Scenario 2: In a TB say, sequence’s S0’s sequence item is accessing the drive and we have three sequences S1, S2 and S3 ( out of these say S2 uses lock()and unlock() calls ) and they are in corresponding sequencer in the order ( S1 ->S2-> S3 ) with arbitration being FIFO
Based on the statement in the cookbook which says: The sequencer lock method is called from a sequence and its effect is that the calling sequence will be granted
exclusive access to the driver when it gets its next slot via the sequencer arbitration mechanism.
my understanding is that even in the scenario 2, the sequences S* sequence item will access the driver is S1->S2->S3.
So, Can you help me understand the significance of lock() in scenario 2 ? The order of completion seems to be the same in both the cases.
I can see the difference if we had used grab() , ungrab() in scenarion 2 instead of lock and unlock, the order of access to the driver would be S2, S1 and S3.
It might help to show some code for the scenarios you have trouble comprehending. I’m assuming each sequence will be sending in several sequence items. Also assume that S1,S2,S3 are identical instances of the following running in parallel
task my_sequence::body();
repeat (20) begin
req = my_sequence_item::type_id::create(...);
start_item(req);
finish_item(req);
end
lock()
repeat (20) begin
req = my_sequence_item::type_id::create(...);
start_item(req);
finish_item(req);
end
unlcok();
endtask
The first 60 sequences will be FIFO arbitrated with 20 sequence items from each sequence. (S1.1 ->S2.1-> S3.1 → S1.2 ->S2.2-> S3.2 ->…-> S3.20) All three sequences will issue a lock after finishing from their 20th sequence_item. When S1’s 21st sequence_item get granted, the lock becomes effective and the next 20 sequence items will come from S1. (S1.21 ->S1.22-> S1.23 → S1.24 ->…S1.40). Followed by 20 from S2 and then S3.
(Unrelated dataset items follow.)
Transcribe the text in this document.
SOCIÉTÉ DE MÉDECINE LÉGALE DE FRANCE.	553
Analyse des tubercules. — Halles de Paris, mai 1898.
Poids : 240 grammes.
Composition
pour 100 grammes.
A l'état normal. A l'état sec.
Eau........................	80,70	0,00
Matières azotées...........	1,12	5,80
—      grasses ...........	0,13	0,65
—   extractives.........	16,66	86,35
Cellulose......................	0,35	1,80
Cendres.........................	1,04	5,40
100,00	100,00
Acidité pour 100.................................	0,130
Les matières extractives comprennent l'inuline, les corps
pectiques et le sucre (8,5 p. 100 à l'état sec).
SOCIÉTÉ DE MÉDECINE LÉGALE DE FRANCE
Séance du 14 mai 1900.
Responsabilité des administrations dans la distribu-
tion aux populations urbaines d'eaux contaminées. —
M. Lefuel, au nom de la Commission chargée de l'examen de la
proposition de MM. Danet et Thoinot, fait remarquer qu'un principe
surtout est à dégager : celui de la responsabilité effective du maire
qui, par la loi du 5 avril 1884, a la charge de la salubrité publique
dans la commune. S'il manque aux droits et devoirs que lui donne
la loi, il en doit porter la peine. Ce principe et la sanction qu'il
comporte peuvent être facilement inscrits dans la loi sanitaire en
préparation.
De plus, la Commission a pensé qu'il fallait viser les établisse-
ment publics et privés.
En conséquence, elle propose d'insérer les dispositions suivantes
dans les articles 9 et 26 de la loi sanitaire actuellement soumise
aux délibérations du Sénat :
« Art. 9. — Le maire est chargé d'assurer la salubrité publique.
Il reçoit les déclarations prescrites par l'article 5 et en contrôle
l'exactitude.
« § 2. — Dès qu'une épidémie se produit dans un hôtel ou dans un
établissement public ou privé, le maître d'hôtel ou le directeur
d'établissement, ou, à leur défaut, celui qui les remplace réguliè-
The only difference if grab() was used instead lock() is that S2.20 and S3.20 have not been granted and S1.21 would get an overriding priority to be started.
I am new to the UVM and hence might be trying something illogical. But nevertheless, I noticed that in the case of multiple virtual sequences running on a single virtual sequencer, Two sequences will get locked onto the sequencer.
So in general, let’s say virtual sequences running on the same sequencer lock method behavior is not defined. is my understanding correct here?
We suggest not using a virtual sequencer (use null instead), then you do not run into this problem. Only sequences sending transactions items to a driver need a sequencer.